The weekend storm amounted to . . . well, not much that could be called a storm at all, frankly. Some sleet late Saturday night into Sunday, the odd flurry yesterday paired with high cold winds, and then finally a dusting of actual snow last night.

It’s all gone now, melted beneath the dawn light. So, too, is that light at the moment, as the clouds have coalesced once again overhead and around the peaks, all precipitation tantalizingly just out of reach.

The winds, though? They’re already here, in force and fury, and so the cold is far more beauty than the mercury would suggest.

Wings captured the image above not long ago: a sunny afternoon not long before day’s end, right around the midpoint of winter. There was more snow present on the ground then, albeit not nearly as much as what memory drives us think of, still, as our “norm.” There are no more norms, at least none we recognize, and the glacial pace of human acceptance has yet to make any kind of peace with that.

Outside the boundaries of this small square of land, the news is unrelievedly bad, both from far-flung lands and in spaces terribly close to home. Elsewhere, this is a week of early celebration, one last carnival, one last feast and dance, before people fling themselves voluntarily into the stringencies of the Lenten season.

Fasting takes many forms, and Mother Earth has long been on a fast enforced now from without. And still, she brings us water and color and light, harbingers of future abundance . . . hope, at winter’s end.

This shot captures so much of that hope, of the promise contained in the cold season, of the gifts the earth delivers from beneath her snowy blanket, the very earth so much of humankind has so readily abused for so long. It is the pure love of the parent, the kind every human child deserves and so many fail to get, the kind that will labor to ensure its children’s health and well-being even in the face of drastic privation.

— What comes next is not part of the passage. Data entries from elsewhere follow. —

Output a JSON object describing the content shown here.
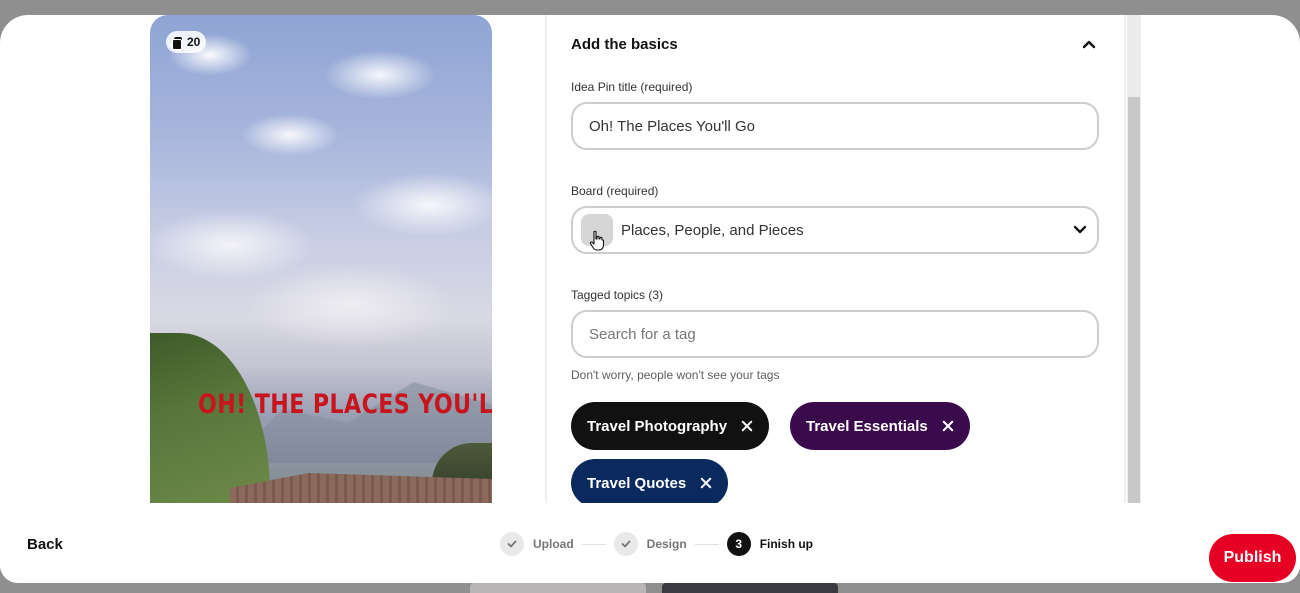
{
  "preview": {
    "page_count": "20",
    "overlay_text": "OH! THE PLACES YOU'LL GO"
  },
  "basics": {
    "section_title": "Add the basics",
    "title_label": "Idea Pin title (required)",
    "title_value": "Oh! The Places You'll Go",
    "board_label": "Board (required)",
    "board_value": "Places, People, and Pieces",
    "topics_label": "Tagged topics (3)",
    "topics_placeholder": "Search for a tag",
    "helper_text": "Don't worry, people won't see your tags",
    "tags": [
      {
        "label": "Travel Photography",
        "color": "#111111"
      },
      {
        "label": "Travel Essentials",
        "color": "#3b0a4d"
      },
      {
        "label": "Travel Quotes",
        "color": "#0a2a5e"
      }
    ]
  },
  "footer": {
    "back_label": "Back",
    "steps": [
      {
        "label": "Upload",
        "state": "done"
      },
      {
        "label": "Design",
        "state": "done"
      },
      {
        "label": "Finish up",
        "state": "current",
        "number": "3"
      }
    ],
    "publish_label": "Publish"
  },
  "colors": {
    "accent": "#e60023"
  }
}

It is the kind of love that is the very embodiment of hope, its own manifestation of abundance.

For now, the skies are mostly gray, but the light is there behind the veil. The earth is soft, receptive, welcoming — ready to accept whatever seeds its children shall choose to plant, and to return new life, fully birthed and in kind. And the winds, terrible as these tricksters be, will drive the clouds beyond the peaks before the day is done, leaving space for a warmer tomorrow.

That is the essence of this threshold season, one that is simultaneously winter and spring, both spaces and ways of being examples of privation and abundance at once, seeming opposites that are not: They are cooperative, collaborative, fellow aspects of community. They work together, because they need each other to bring into being once again a world of warmth and color and light.

And so on this week that seeks to trade long-term privation for short-term abstinence, short-term celebration for long-term abundance, even as we rue the winds that howl outside the door, we are grateful for what they make possible: hope, at winter’s end, and the promise of spring fulfilled.